Learning marketing from some slugs
Every spring, I get to see a good example of targeted marketing and public relations up close and personal.
My brother-in-law, Doug Greenfield, and his Santa Cruz, Calif.-based Banana Slug String Band perform here in Ohio for hundreds of school children, teachers, outdoor educators and parents. They’ve made the Ohio stop for 14 consecutive years, thanks to a “brand evangelist” named Cinda who lines up a week’s worth of shows at schools. The week culminates with an outdoor festival featuring the Slugs.
This year, the band also performed in a small Michigan town near Toledo. The community heard about the Slugs through a national library association.

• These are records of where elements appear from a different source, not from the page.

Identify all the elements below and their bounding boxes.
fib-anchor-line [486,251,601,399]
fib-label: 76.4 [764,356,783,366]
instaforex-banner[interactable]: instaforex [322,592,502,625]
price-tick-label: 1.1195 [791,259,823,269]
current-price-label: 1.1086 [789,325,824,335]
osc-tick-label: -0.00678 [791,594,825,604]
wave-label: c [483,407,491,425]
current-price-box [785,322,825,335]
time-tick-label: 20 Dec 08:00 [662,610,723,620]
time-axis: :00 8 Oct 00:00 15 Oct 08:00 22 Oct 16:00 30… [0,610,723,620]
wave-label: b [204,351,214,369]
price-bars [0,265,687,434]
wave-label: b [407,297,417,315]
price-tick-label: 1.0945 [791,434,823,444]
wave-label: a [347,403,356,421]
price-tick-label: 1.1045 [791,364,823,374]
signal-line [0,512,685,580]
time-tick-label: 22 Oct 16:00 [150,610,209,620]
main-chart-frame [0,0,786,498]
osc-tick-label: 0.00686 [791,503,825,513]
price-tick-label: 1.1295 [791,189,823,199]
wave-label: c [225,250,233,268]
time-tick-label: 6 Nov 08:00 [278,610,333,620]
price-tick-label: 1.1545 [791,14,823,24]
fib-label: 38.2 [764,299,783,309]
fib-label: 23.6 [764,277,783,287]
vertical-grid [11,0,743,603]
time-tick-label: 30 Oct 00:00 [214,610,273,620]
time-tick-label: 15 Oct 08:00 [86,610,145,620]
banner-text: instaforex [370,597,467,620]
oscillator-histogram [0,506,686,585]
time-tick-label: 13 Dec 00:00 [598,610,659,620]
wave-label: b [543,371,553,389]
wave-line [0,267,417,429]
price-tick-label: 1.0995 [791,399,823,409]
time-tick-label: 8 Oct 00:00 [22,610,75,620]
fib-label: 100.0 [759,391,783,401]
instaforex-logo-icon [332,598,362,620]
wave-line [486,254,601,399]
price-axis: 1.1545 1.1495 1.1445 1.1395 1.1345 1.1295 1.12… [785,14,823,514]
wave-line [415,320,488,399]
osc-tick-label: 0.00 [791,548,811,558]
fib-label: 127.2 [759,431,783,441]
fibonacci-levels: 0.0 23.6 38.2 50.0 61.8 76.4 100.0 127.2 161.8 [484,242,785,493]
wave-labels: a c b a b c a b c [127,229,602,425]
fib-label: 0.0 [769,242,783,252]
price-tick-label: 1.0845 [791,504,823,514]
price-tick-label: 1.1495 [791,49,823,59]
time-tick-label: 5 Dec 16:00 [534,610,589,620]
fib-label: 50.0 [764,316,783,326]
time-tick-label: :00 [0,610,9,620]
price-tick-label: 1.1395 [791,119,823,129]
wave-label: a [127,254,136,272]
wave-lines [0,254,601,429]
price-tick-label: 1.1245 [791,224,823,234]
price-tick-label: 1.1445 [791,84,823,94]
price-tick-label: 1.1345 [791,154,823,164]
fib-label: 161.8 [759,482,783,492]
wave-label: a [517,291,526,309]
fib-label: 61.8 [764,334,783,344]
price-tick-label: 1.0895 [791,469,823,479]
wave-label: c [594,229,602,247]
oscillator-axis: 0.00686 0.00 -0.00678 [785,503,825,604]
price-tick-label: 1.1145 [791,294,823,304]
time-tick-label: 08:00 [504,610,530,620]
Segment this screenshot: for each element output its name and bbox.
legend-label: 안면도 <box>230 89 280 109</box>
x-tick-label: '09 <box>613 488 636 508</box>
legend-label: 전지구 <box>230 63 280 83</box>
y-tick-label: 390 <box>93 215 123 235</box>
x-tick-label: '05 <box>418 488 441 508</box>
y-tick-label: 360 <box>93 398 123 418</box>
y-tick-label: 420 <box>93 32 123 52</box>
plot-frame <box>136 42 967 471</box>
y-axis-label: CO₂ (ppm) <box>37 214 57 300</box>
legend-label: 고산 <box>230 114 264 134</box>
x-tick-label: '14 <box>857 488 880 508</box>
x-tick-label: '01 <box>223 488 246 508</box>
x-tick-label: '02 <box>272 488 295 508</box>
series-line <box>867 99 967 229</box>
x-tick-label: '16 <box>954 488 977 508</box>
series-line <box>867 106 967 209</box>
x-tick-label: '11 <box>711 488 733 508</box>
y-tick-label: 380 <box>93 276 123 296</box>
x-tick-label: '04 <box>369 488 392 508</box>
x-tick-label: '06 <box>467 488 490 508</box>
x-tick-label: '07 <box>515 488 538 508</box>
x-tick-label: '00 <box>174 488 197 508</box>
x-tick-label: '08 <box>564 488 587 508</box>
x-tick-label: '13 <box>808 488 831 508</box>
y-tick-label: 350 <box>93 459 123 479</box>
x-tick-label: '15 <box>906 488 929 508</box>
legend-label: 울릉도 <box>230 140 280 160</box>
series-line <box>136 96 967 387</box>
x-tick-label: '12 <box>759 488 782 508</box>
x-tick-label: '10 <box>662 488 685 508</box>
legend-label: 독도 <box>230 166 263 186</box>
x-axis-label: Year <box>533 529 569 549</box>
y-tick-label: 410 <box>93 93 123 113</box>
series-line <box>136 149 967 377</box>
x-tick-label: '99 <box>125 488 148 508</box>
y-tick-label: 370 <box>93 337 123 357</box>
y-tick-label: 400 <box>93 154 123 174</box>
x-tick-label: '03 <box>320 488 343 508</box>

And they did shows in Cincinnati for a private school — arranged by my wife and a friend who teaches there — and to a group of disadvantaged youth at an event at a local nature center.
Doug, an Ohio University graduate who moved to Santa Cruz after graduating from college, has made his living through the Slugs for more than two decades. (By the way, Banana Slugs are slimy creatures found in the Redwood forest.) He serves as co-business manager.
The band teaches kids about the environment and earth science. It plays rocking music that delights kids and parents alike. Band members dress in costumes. They use puppets, squirt bottles…. They get kids involved in songs. Lyrics teach the youngsters about earth science in a fun way.
The Slugs have CDs, DVDs, a book, a curriculum for teachers… They rely heavily on word-of-mouth marketing from satisfied customers. They get the word out through conferences for outdoor educators. They’ve got a website.
Even with the economic slowdown, they’re as busy as ever. They’ve got a CD in the works with a possible appearance by a nationally known musician who believes in their cause.
As I write this, they’re boarding a flight for a trip back to California. But they’ll be back in the Midwest next month, performing at a YMCA camp’s 100th anniversary.
The Banana Slugs marketing machine keeps on rollin’, or — I guess — slithering along.